[crossfire] Proposal for better in-game information: client-side "player books"

Mark Wedel mwedel at sonic.net
Sun Aug 20 23:21:04 CDT 2006


Raphaël Quinet wrote:

> * A player who has collected a lot of information could get additional
>   "player books" (binders) to organize this information.  Another idea
>   would be that each player starts with predefined binders, one for
>   each type of information: one for monsters, one for religions, one
>   for alchemy (or each sub-type: smithery, woodsman, ...) and so on.

  What is the actual effect of the books in this case?
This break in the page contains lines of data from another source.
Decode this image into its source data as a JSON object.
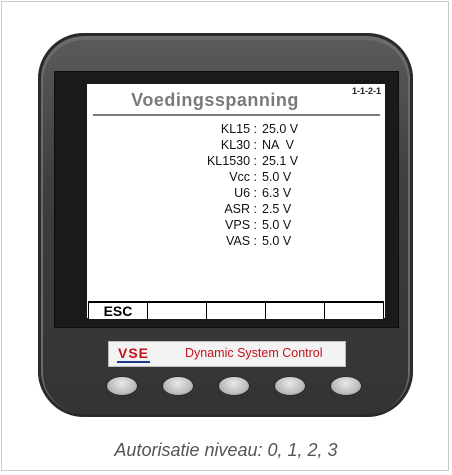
{
  "screen": {
    "title": "Voedingsspanning",
    "code": "1-1-2-1",
    "rows": [
      {
        "label": "KL15 :",
        "value": "25.0 V"
      },
      {
        "label": "KL30 :",
        "value": "NA  V"
      },
      {
        "label": "KL1530 :",
        "value": "25.1 V"
      },
      {
        "label": "Vcc :",
        "value": "5.0 V"
      },
      {
        "label": "U6 :",
        "value": "6.3 V"
      },
      {
        "label": "ASR :",
        "value": "2.5 V"
      },
      {
        "label": "VPS :",
        "value": "5.0 V"
      },
      {
        "label": "VAS :",
        "value": "5.0 V"
      }
    ],
    "function_keys": [
      "ESC",
      "",
      "",
      "",
      ""
    ]
  },
  "brand": {
    "logo": "VSE",
    "text": "Dynamic System Control"
  },
  "caption": "Autorisatie niveau: 0, 1, 2, 3",
  "colors": {
    "brand_red": "#c2141b",
    "brand_blue": "#1a3a8a",
    "device_body": "#3e3e3e"
  }
}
  My personal thought is that we are trying to make the information 
presentable/easy to find for the player, as well as provide a record for it so 
they don't have to do it themselves.

  Because of that, the information should always be presented in the easiest way 
we can reasonably to do - I shouldn't have to need to pick up a new book to 
record information on that subject or be able to see it organized in a handy 
fashion.  Otherwise, players will either not get that information well 
organized, or just keep recording it outside the game/client interface, which is 
annoying.

(also, given that the client will present this information to the player, to 
only way you could make this information less useful is if the server doesn't 
provide all the needed info so that the client can't organize it, otherwise, 
players will just modify the client to do the right thing anyways)
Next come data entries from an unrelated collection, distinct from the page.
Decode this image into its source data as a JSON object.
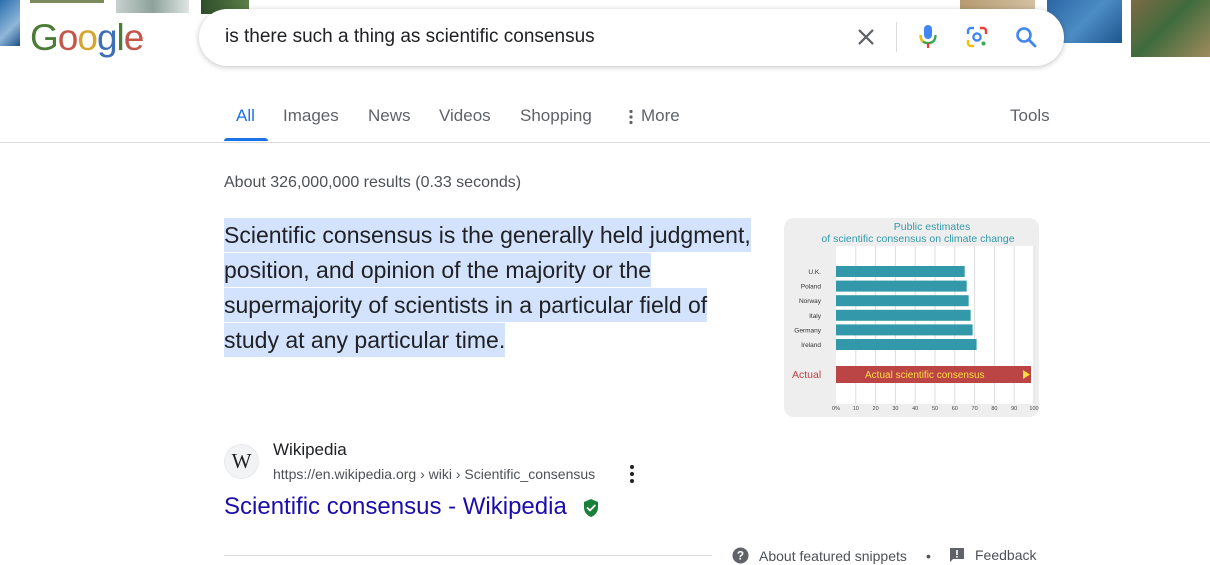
{
  "logo": {
    "letters": [
      "G",
      "o",
      "o",
      "g",
      "l",
      "e"
    ],
    "colors": [
      "#4a7c36",
      "#c3554b",
      "#d6a52d",
      "#3f6fb4",
      "#4a7c36",
      "#c3554b"
    ]
  },
  "search": {
    "query": "is there such a thing as scientific consensus"
  },
  "tabs": [
    {
      "label": "All",
      "active": true
    },
    {
      "label": "Images",
      "active": false
    },
    {
      "label": "News",
      "active": false
    },
    {
      "label": "Videos",
      "active": false
    },
    {
      "label": "Shopping",
      "active": false
    },
    {
      "label": "More",
      "active": false
    }
  ],
  "tools_label": "Tools",
  "result_stats": "About 326,000,000 results (0.33 seconds)",
  "featured_snippet": {
    "text": "Scientific consensus is the generally held judgment, position, and opinion of the majority or the supermajority of scientists in a particular field of study at any particular time."
  },
  "chart_data": {
    "type": "bar",
    "orientation": "horizontal",
    "title": "Public estimates",
    "subtitle": "of scientific consensus on climate change",
    "categories": [
      "U.K.",
      "Poland",
      "Norway",
      "Italy",
      "Germany",
      "Ireland"
    ],
    "values": [
      65,
      66,
      67,
      68,
      69,
      71
    ],
    "actual": {
      "label": "Actual",
      "bar_label": "Actual scientific consensus",
      "value": 100
    },
    "x_ticks": [
      "0%",
      "10",
      "20",
      "30",
      "40",
      "50",
      "60",
      "70",
      "80",
      "90",
      "100"
    ],
    "xlim": [
      0,
      100
    ],
    "bar_color": "#3399aa",
    "actual_color": "#bb4444",
    "actual_text_color": "#ffdd44",
    "grid": true
  },
  "result": {
    "favicon_letter": "W",
    "site_name": "Wikipedia",
    "url": "https://en.wikipedia.org › wiki › Scientific_consensus",
    "title": "Scientific consensus - Wikipedia",
    "verified_icon": "verified-shield-icon",
    "verified_color": "#188038"
  },
  "footer": {
    "about_label": "About featured snippets",
    "separator": "•",
    "feedback_label": "Feedback"
  },
  "colors": {
    "accent": "#1a73e8",
    "link": "#1a0dab",
    "highlight": "#d3e3fd"
  }
}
> * Although the players would never drop any pages from their binder
>   (unbinding pages would be impossible), those who have the writing
>   skill (pen) and sufficient experience could copy the information
>   into new scrolls or books and re-sell the result.

  I'd think in this case, re-sell would be to other players, and not necessarily 
shops - having shops try to figure value of such information could be hard.

> 
> * As an added twist, the information copied from the books might not
>   always be accurate.  Depending on the player's writing experience
>   compared to the number of pages of the book from which the data is
>   copied, some errors could be introduced at random.  In the copy, the
>   description of an Ogre could be mixed with that of an Orc, for
>   example. Or even worse: mixing up some spells and creating an
>   incorrect copy that would result in a mana explosion when used.  The
>   player would not even know that she is selling or giving away some
>   garbled information.

  The easiest thing for written information (I think) is to take bits of pieces 
from different entries.

  For example, for monsters, you'd probably have something like:
attacks (what it attacks with - spells, etc)
defenses (protections, other immunities)
difficulty (hp/ac/level)
other notes

  So you go and transcribe information about ogres for a friendly player, 
because he is having a hard time fighting them.
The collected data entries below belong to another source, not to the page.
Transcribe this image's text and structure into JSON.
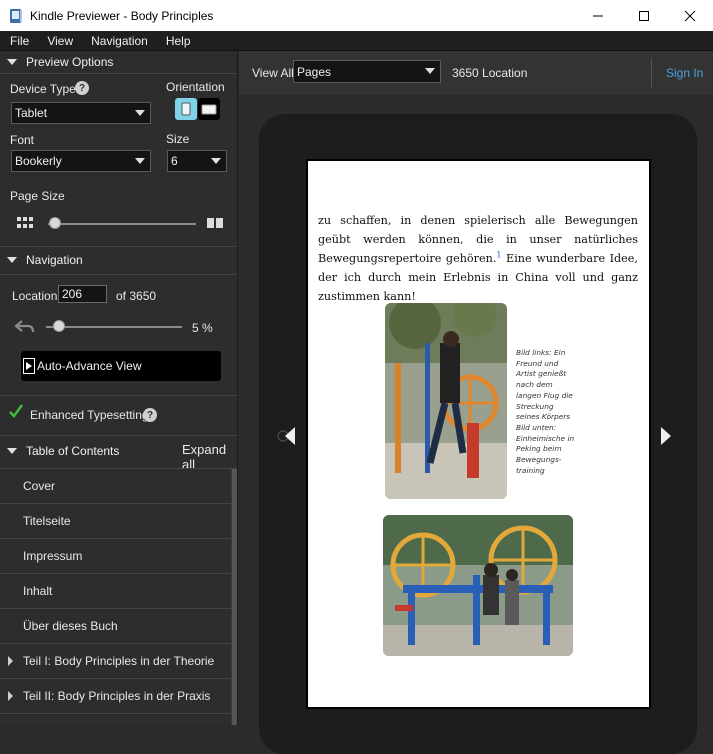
{
  "window": {
    "title": "Kindle Previewer - Body Principles"
  },
  "menu": [
    "File",
    "View",
    "Navigation",
    "Help"
  ],
  "preview_options": {
    "header": "Preview Options",
    "device_type_label": "Device Type",
    "device_type_value": "Tablet",
    "orientation_label": "Orientation",
    "font_label": "Font",
    "font_value": "Bookerly",
    "size_label": "Size",
    "size_value": "6",
    "page_size_label": "Page Size"
  },
  "navigation": {
    "header": "Navigation",
    "location_label": "Location",
    "location_value": "206",
    "of_total": "of 3650",
    "progress_percent": "5 %",
    "progress_fraction": 0.05,
    "auto_advance_label": "Auto-Advance View"
  },
  "enhanced": {
    "label": "Enhanced Typesetting",
    "check_color": "#3fbf3f"
  },
  "toc": {
    "header": "Table of Contents",
    "expand_all": "Expand all",
    "items": [
      {
        "label": "Cover",
        "expandable": false
      },
      {
        "label": "Titelseite",
        "expandable": false
      },
      {
        "label": "Impressum",
        "expandable": false
      },
      {
        "label": "Inhalt",
        "expandable": false
      },
      {
        "label": "Über dieses Buch",
        "expandable": false
      },
      {
        "label": "Teil I: Body Principles in der Theorie",
        "expandable": true
      },
      {
        "label": "Teil II: Body Principles in der Praxis",
        "expandable": true
      }
    ]
  },
  "toolbar": {
    "view_all_label": "View All",
    "view_mode_value": "Pages",
    "location_readout": "3650 Location",
    "sign_in": "Sign In"
  },
  "page": {
    "paragraph_before": "zu schaffen, in denen spielerisch alle Bewegungen geübt werden können, die in unser natürliches Bewegungsrepertoire gehören.",
    "footnote_ref": "1",
    "paragraph_after": " Eine wunderbare Idee, der ich durch mein Erlebnis in China voll und ganz zustimmen kann!",
    "caption": "Bild links: Ein Freund und Artist genießt nach dem langen Flug die Streckung seines Körpers Bild unten: Einheimische in Peking beim Bewegungs-training"
  },
  "colors": {
    "accent_link": "#4aa3df",
    "orientation_active": "#7fd3e8"
  }
}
  So the server does your inscription check, and you fail, but not by a lot.  So 
one of those 4 pieces of information is incorrect.  Lets say defenses in this case.

  Rather than having the server try to figure out how to modify it (change 
resistance to vulnerability, which ones, etc), it just grabs one at random from 
another monster.  Maybe devil instead.

  Easiest would be to take a random one from the character book - if he doesn't 
have anything, then maybe something from all creatures.

 > These writing errors and their side-effects may not be easy to
 > implement: if the server keeps track of what each player knows (maybe
 > using a list of <type><id><part> for each character as described in my
 > first message) then we have to find a way to allow these errors.  The
 > server must remember what kind of erroneous information the player
 > has.  It must also allow the player who got some incorrect information
 > to replace it by a correct version if it is found somewhere.  But on
 > the other hand, the player who wrote it should not be able to tell the
 > difference (otherwise it would be trivial to check it by trying to
 > read what has just been written).  This is a bit tricky...

  True - OTOH, it may not be unreasonable for the inscribing player to read what 
he wrote and see if it is incorrect.  In a sense, this isn't really much 
different than proofreading something you write now.

  If inscribing actually takes some real time (lets say 10 real seconds), a 
player may decide he doesn't want to keep writing to get a perfect copy.  And of 
course, you need blank paper, etc (another question is what does he do with 
these incorrect copies?  Maybe the shop will buy them for a few silver, so a 
player seeing them in the shop doesn't have any idea that they are wrong.

  Maybe things like inkwells should be added, to add some real cost beyond just 
the paper and time to inscribe.

  In terms of correct errors, that is more difficult.  In theory, the character 
won't really know what information is correct and what is wrong.

  On possibility is to allow both pieces of information to be recorded, and put 
up a note to the player saying 'conflicting information found, do you want to 
add it' or something.  Then have some ability for information to be removed by 
the player, so after finding enough notes (or talking with other players) may be 
able to figure out what is the correct info and what isn't.

  I think it was discussed that the player should be able to add their own 
notes, so this logic is just a minor extention.